期刊论文详细信息
International Journal of Molecular Sciences
Solubility and Aggregation of Selected Proteins Interpreted on the Basis of Hydrophobicity Distribution
Leszek Konieczny1  Irena Roterman2  Magdalena Ptak-Kaczor2  Mateusz Banach2  Katarzyna Stapor3  Piotr Fabian3 
[1] Chair of Medical Biochemistry—Jagiellonian University—Medical College, Kopernika 7, 31-034 Kraków, Poland;Department of Bioinformatics and Telemedicine, Jagiellonian University—Medical College, Medyczna 7, 30-688 Kraków, Poland;Institute of Computer Science, Silesian University of Technology, Akademicka 16, 44-100 Gliwice, Poland;
关键词: solubility;    complexation;    hydrophobicity;    antifreeze;    pilin;    protein structure;   
DOI  :  10.3390/ijms22095002
来源: DOAJ
【 摘 要 】

Protein solubility is based on the compatibility of the specific protein surface with the polar aquatic environment. The exposure of polar residues to the protein surface promotes the protein’s solubility in the polar environment. The aquatic environment also influences the folding process by favoring the centralization of hydrophobic residues with the simultaneous exposure to polar residues. The degree of compatibility of the residue distribution, with the model of the concentration of hydrophobic residues in the center of the molecule, with the simultaneous exposure of polar residues is determined by the sequence of amino acids in the chain.

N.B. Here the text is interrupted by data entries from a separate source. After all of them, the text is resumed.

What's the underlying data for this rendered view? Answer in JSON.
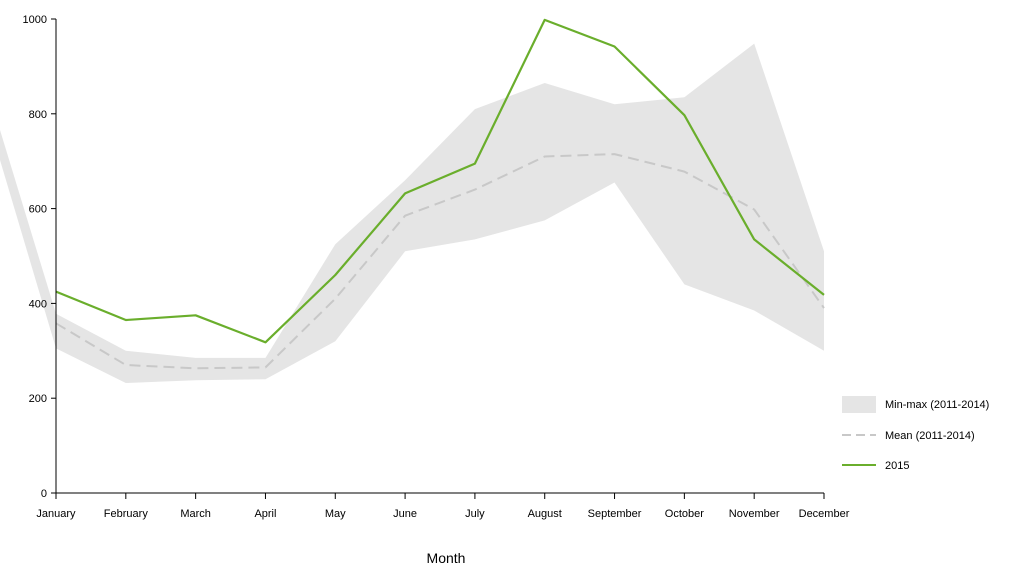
{
  "chart_data": {
    "type": "line",
    "title": "",
    "xlabel": "Month",
    "ylabel": "",
    "categories": [
      "January",
      "February",
      "March",
      "April",
      "May",
      "June",
      "July",
      "August",
      "September",
      "October",
      "November",
      "December"
    ],
    "ylim": [
      0,
      1000
    ],
    "yticks": [
      0,
      200,
      400,
      600,
      800,
      1000
    ],
    "grid": false,
    "legend_position": "right",
    "band": {
      "name": "Min-max (2011-2014)",
      "color": "#e5e5e5",
      "min": [
        305,
        232,
        238,
        240,
        320,
        510,
        535,
        575,
        655,
        440,
        385,
        300
      ],
      "max": [
        378,
        300,
        285,
        285,
        525,
        660,
        810,
        865,
        820,
        835,
        948,
        510
      ]
    },
    "series": [
      {
        "name": "Mean (2011-2014)",
        "color": "#c8c8c8",
        "dash": true,
        "values": [
          358,
          270,
          263,
          265,
          410,
          585,
          640,
          710,
          715,
          678,
          598,
          390
        ]
      },
      {
        "name": "2015",
        "color": "#6aae2c",
        "dash": false,
        "values": [
          425,
          365,
          375,
          318,
          460,
          632,
          695,
          998,
          942,
          797,
          535,
          418
        ]
      }
    ]
  }
}
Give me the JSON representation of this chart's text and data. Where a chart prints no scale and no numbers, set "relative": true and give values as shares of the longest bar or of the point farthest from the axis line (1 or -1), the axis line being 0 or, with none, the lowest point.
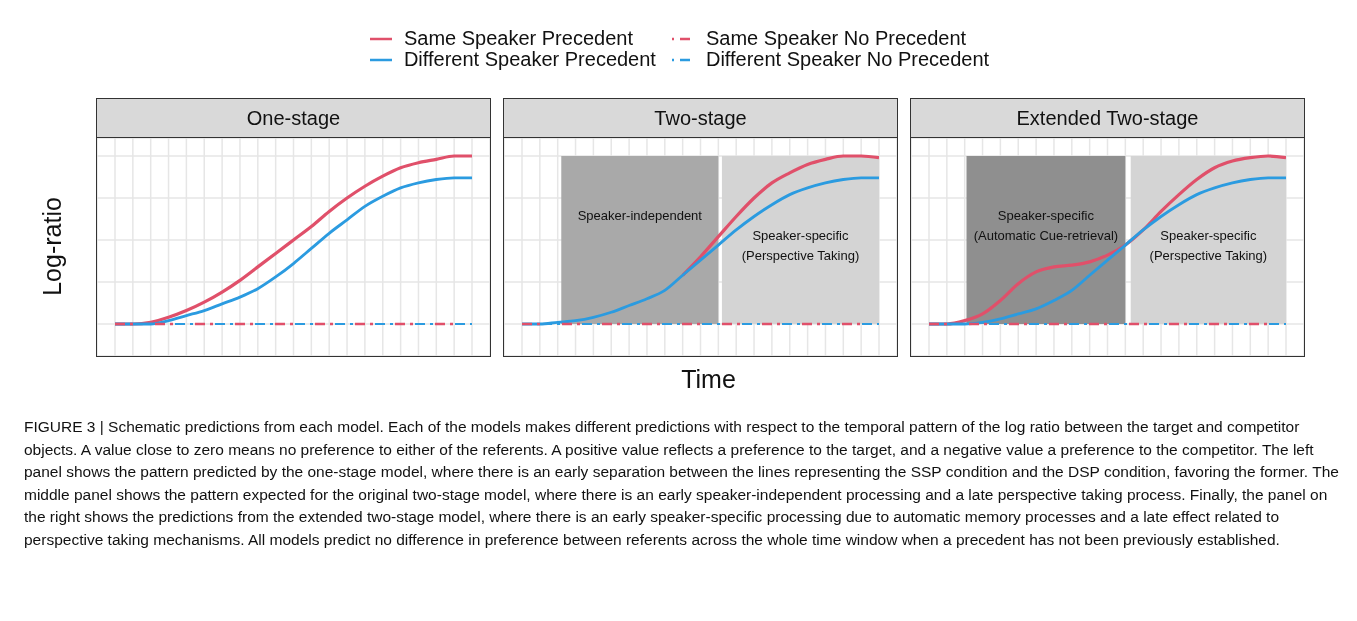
{
  "chart_data": [
    {
      "type": "line",
      "title": "One-stage",
      "ylabel": "Log-ratio",
      "relative": true,
      "grid": true,
      "tick_labels": false,
      "legend": "top",
      "categories": [
        null,
        null,
        null,
        null,
        null,
        null,
        null,
        null,
        null,
        null,
        null,
        null,
        null,
        null,
        null,
        null,
        null,
        null,
        null,
        null,
        null
      ],
      "series": [
        {
          "name": "Same Speaker Precedent",
          "color": "#e0506a",
          "line_style": "solid",
          "values": [
            0,
            0,
            0.01,
            0.04,
            0.08,
            0.13,
            0.19,
            0.26,
            0.34,
            0.42,
            0.5,
            0.58,
            0.67,
            0.75,
            0.82,
            0.88,
            0.93,
            0.96,
            0.98,
            1.0,
            1.0
          ]
        },
        {
          "name": "Different Speaker Precedent",
          "color": "#2b9be0",
          "line_style": "solid",
          "values": [
            0,
            0,
            0,
            0.02,
            0.05,
            0.08,
            0.12,
            0.16,
            0.21,
            0.28,
            0.36,
            0.45,
            0.54,
            0.62,
            0.7,
            0.76,
            0.81,
            0.84,
            0.86,
            0.87,
            0.87
          ]
        },
        {
          "name": "Same Speaker No Precedent",
          "color": "#e0506a",
          "line_style": "dashed",
          "values": [
            0,
            0,
            0,
            0,
            0,
            0,
            0,
            0,
            0,
            0,
            0,
            0,
            0,
            0,
            0,
            0,
            0,
            0,
            0,
            0,
            0
          ]
        },
        {
          "name": "Different Speaker No Precedent",
          "color": "#2b9be0",
          "line_style": "dashed",
          "values": [
            0,
            0,
            0,
            0,
            0,
            0,
            0,
            0,
            0,
            0,
            0,
            0,
            0,
            0,
            0,
            0,
            0,
            0,
            0,
            0,
            0
          ]
        }
      ],
      "annotations": [
        "FIGURE 3 | Schematic predictions from each model. Each of the models makes different predictions with respect to the temporal pattern of the log ratio between the target and competitor objects. A value close to zero means no preference to either of the referents. A positive value reflects a preference to the target, and a negative value a preference to the competitor. The left panel shows the pattern predicted by the one-stage model, where there is an early separation between the lines representing the SSP condition and the DSP condition, favoring the former. The middle panel shows the pattern expected for the original two-stage model, where there is an early speaker-independent processing and a late perspective taking process. Finally, the panel on the right shows the predictions from the extended two-stage model, where there is an early speaker-specific processing due to automatic memory processes and a late effect related to perspective taking mechanisms. All models predict no difference in preference between referents across the whole time window when a precedent has not been previously established."
      ]
    },
    {
      "type": "line",
      "title": "Two-stage",
      "xlabel": "Time",
      "relative": true,
      "grid": true,
      "tick_labels": false,
      "categories": [
        null,
        null,
        null,
        null,
        null,
        null,
        null,
        null,
        null,
        null,
        null,
        null,
        null,
        null,
        null,
        null,
        null,
        null,
        null,
        null,
        null
      ],
      "series": [
        {
          "color": "#e0506a",
          "line_style": "solid",
          "values": [
            null,
            null,
            null,
            null,
            null,
            null,
            null,
            null,
            null,
            0.29,
            0.4,
            0.52,
            0.64,
            0.75,
            0.84,
            0.9,
            0.95,
            0.98,
            1.0,
            1.0,
            0.99
          ]
        },
        {
          "color": "#2b9be0",
          "line_style": "solid",
          "values": [
            0,
            0,
            0.01,
            0.02,
            0.04,
            0.07,
            0.11,
            0.15,
            0.2,
            0.29,
            0.38,
            0.47,
            0.56,
            0.64,
            0.71,
            0.77,
            0.81,
            0.84,
            0.86,
            0.87,
            0.87
          ]
        },
        {
          "color": "#e0506a",
          "line_style": "dashed",
          "values": [
            0,
            0,
            0,
            0,
            0,
            0,
            0,
            0,
            0,
            0,
            0,
            0,
            0,
            0,
            0,
            0,
            0,
            0,
            0,
            0,
            0
          ]
        },
        {
          "color": "#2b9be0",
          "line_style": "dashed",
          "values": [
            0,
            0,
            0,
            0,
            0,
            0,
            0,
            0,
            0,
            0,
            0,
            0,
            0,
            0,
            0,
            0,
            0,
            0,
            0,
            0,
            0
          ]
        }
      ],
      "annotations": [
        "Speaker-independent",
        "Speaker-specific\n(Perspective Taking)"
      ]
    },
    {
      "type": "line",
      "title": "Extended Two-stage",
      "relative": true,
      "grid": true,
      "tick_labels": false,
      "categories": [
        null,
        null,
        null,
        null,
        null,
        null,
        null,
        null,
        null,
        null,
        null,
        null,
        null,
        null,
        null,
        null,
        null,
        null,
        null,
        null,
        null
      ],
      "series": [
        {
          "color": "#e0506a",
          "line_style": "solid",
          "values": [
            0,
            0,
            0.02,
            0.06,
            0.14,
            0.24,
            0.31,
            0.34,
            0.35,
            0.37,
            0.41,
            0.47,
            0.56,
            0.67,
            0.77,
            0.86,
            0.93,
            0.97,
            0.99,
            1.0,
            0.99
          ]
        },
        {
          "color": "#2b9be0",
          "line_style": "solid",
          "values": [
            0,
            0,
            0,
            0.01,
            0.03,
            0.06,
            0.09,
            0.14,
            0.2,
            0.29,
            0.38,
            0.47,
            0.56,
            0.64,
            0.71,
            0.77,
            0.81,
            0.84,
            0.86,
            0.87,
            0.87
          ]
        },
        {
          "color": "#e0506a",
          "line_style": "dashed",
          "values": [
            0,
            0,
            0,
            0,
            0,
            0,
            0,
            0,
            0,
            0,
            0,
            0,
            0,
            0,
            0,
            0,
            0,
            0,
            0,
            0,
            0
          ]
        },
        {
          "color": "#2b9be0",
          "line_style": "dashed",
          "values": [
            0,
            0,
            0,
            0,
            0,
            0,
            0,
            0,
            0,
            0,
            0,
            0,
            0,
            0,
            0,
            0,
            0,
            0,
            0,
            0,
            0
          ]
        }
      ],
      "annotations": [
        "Speaker-specific\n(Automatic Cue-retrieval)",
        "Speaker-specific\n(Perspective Taking)"
      ]
    }
  ]
}
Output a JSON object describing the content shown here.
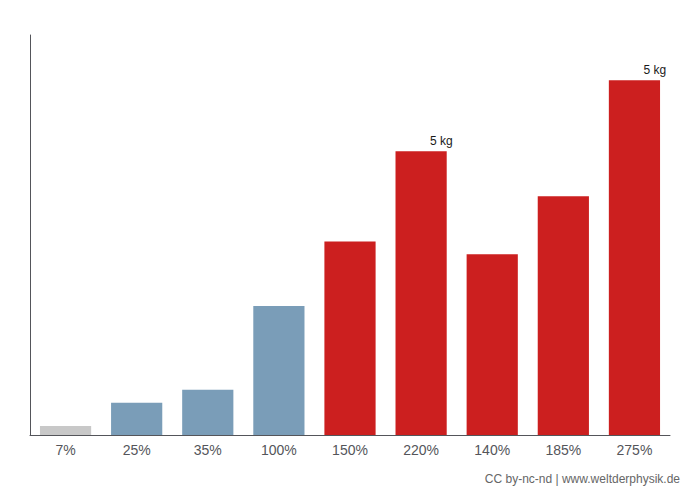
{
  "chart_data": {
    "type": "bar",
    "categories": [
      "7%",
      "25%",
      "35%",
      "100%",
      "150%",
      "220%",
      "140%",
      "185%",
      "275%"
    ],
    "values": [
      7,
      25,
      35,
      100,
      150,
      220,
      140,
      185,
      275
    ],
    "colors": [
      "#c8c8c8",
      "#7a9db8",
      "#7a9db8",
      "#7a9db8",
      "#cc1f1f",
      "#cc1f1f",
      "#cc1f1f",
      "#cc1f1f",
      "#cc1f1f"
    ],
    "ylim": [
      0,
      310
    ],
    "tick_labels": "x",
    "grid": false,
    "annotations": [
      {
        "text": "5 kg",
        "x": "220%",
        "y": 220
      },
      {
        "text": "5 kg",
        "x": "275%",
        "y": 275
      }
    ],
    "footer": "CC by-nc-nd | www.weltderphysik.de"
  }
}
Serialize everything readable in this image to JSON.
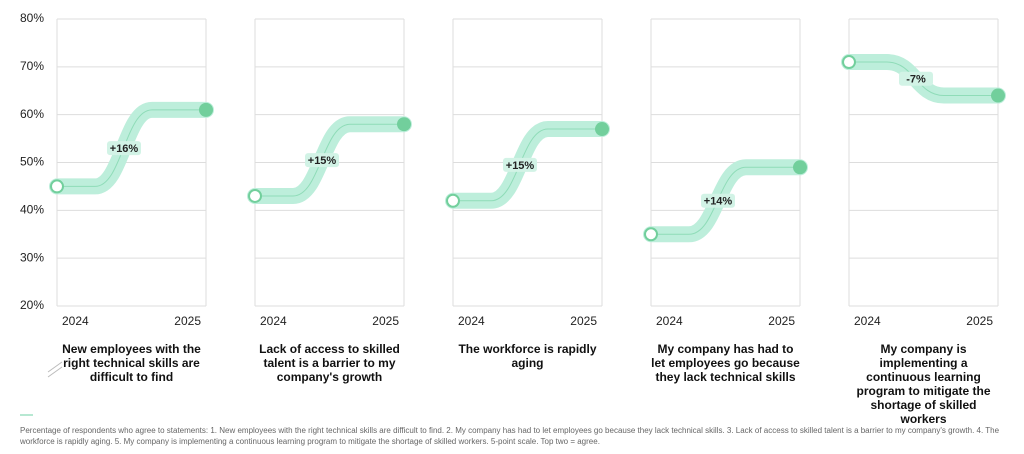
{
  "chart_data": [
    {
      "type": "line",
      "title": "New employees with the right technical skills are difficult to find",
      "categories": [
        "2024",
        "2025"
      ],
      "values": [
        45,
        61
      ],
      "annotation": "+16%",
      "color": "#72cf9c",
      "ylim": [
        20,
        80
      ],
      "yticks": [
        {
          "value": 20,
          "label": "20%"
        },
        {
          "value": 30,
          "label": "30%"
        },
        {
          "value": 40,
          "label": "40%"
        },
        {
          "value": 50,
          "label": "50%"
        },
        {
          "value": 60,
          "label": "60%"
        },
        {
          "value": 70,
          "label": "70%"
        },
        {
          "value": 80,
          "label": "80%"
        }
      ],
      "grid": true
    },
    {
      "type": "line",
      "title": "Lack of access to skilled talent is a barrier to my company's growth",
      "categories": [
        "2024",
        "2025"
      ],
      "values": [
        43,
        58
      ],
      "annotation": "+15%",
      "color": "#72cf9c",
      "ylim": [
        20,
        80
      ],
      "yticks": [
        20,
        30,
        40,
        50,
        60,
        70,
        80
      ],
      "grid": true
    },
    {
      "type": "line",
      "title": "The workforce is rapidly aging",
      "categories": [
        "2024",
        "2025"
      ],
      "values": [
        42,
        57
      ],
      "annotation": "+15%",
      "color": "#72cf9c",
      "ylim": [
        20,
        80
      ],
      "yticks": [
        20,
        30,
        40,
        50,
        60,
        70,
        80
      ],
      "grid": true
    },
    {
      "type": "line",
      "title": "My company has had to let employees go because they lack technical skills",
      "categories": [
        "2024",
        "2025"
      ],
      "values": [
        35,
        49
      ],
      "annotation": "+14%",
      "color": "#72cf9c",
      "ylim": [
        20,
        80
      ],
      "yticks": [
        20,
        30,
        40,
        50,
        60,
        70,
        80
      ],
      "grid": true
    },
    {
      "type": "line",
      "title": "My company is implementing a continuous learning program to mitigate the shortage of skilled workers",
      "categories": [
        "2024",
        "2025"
      ],
      "values": [
        71,
        64
      ],
      "annotation": "-7%",
      "color": "#72cf9c",
      "ylim": [
        20,
        80
      ],
      "yticks": [
        20,
        30,
        40,
        50,
        60,
        70,
        80
      ],
      "grid": true
    }
  ],
  "footnote": "Percentage of respondents who agree to statements: 1. New employees with the right technical skills are difficult to find. 2. My company has had to let employees go because they lack technical skills. 3. Lack of access to skilled talent is a barrier to my company's growth. 4. The workforce is rapidly aging. 5. My company is implementing a continuous learning program to mitigate the shortage of skilled workers. 5-point scale. Top two = agree."
}
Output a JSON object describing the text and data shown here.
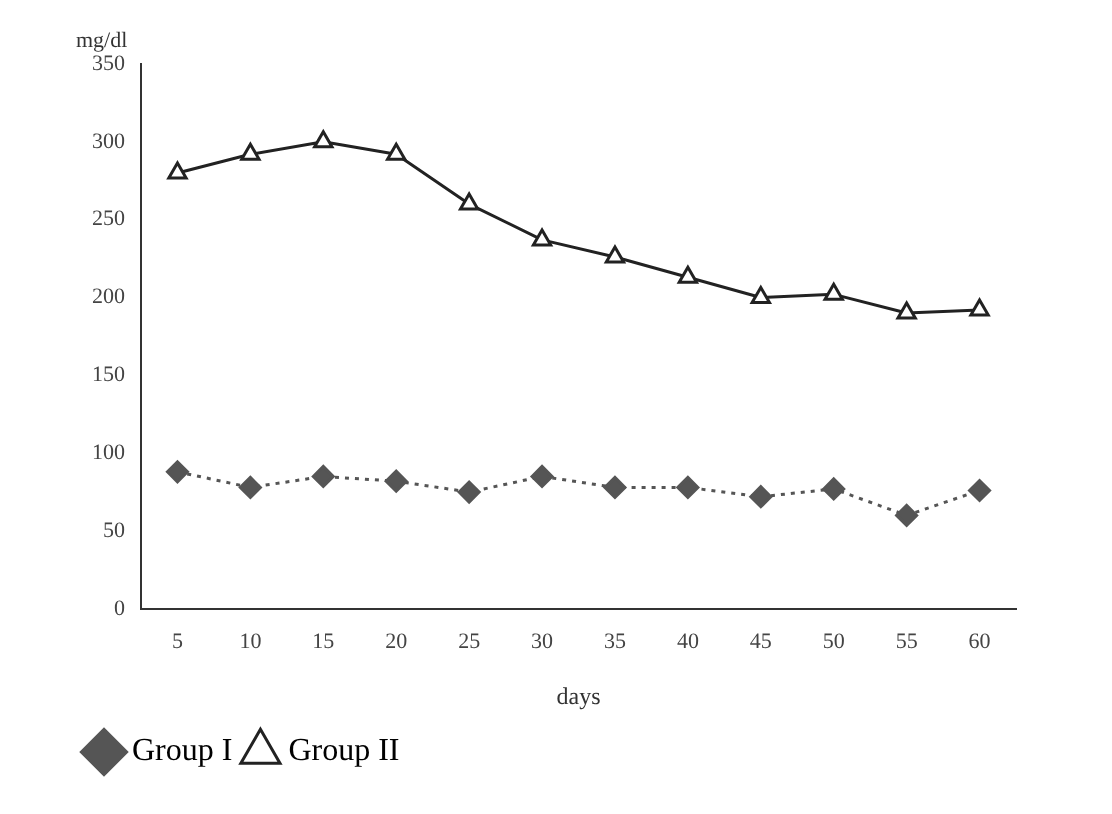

The fuzzy oil drop model enables the quantification of the degree of compatibility of the hydrophobicity distribution observed in the protein to a form fully consistent with the Gaussian 3D function, which expresses an idealized distribution that meets the preferences of the polar water environment. The varied degrees of compatibility of the distribution observed with the idealized one allow the prediction of preferences to interactions with molecules of different polarity, including water molecules in particular. This paper analyzes a set of proteins with different levels of hydrophobicity distribution in the context of the solubility of a given protein and the possibility of complex formation.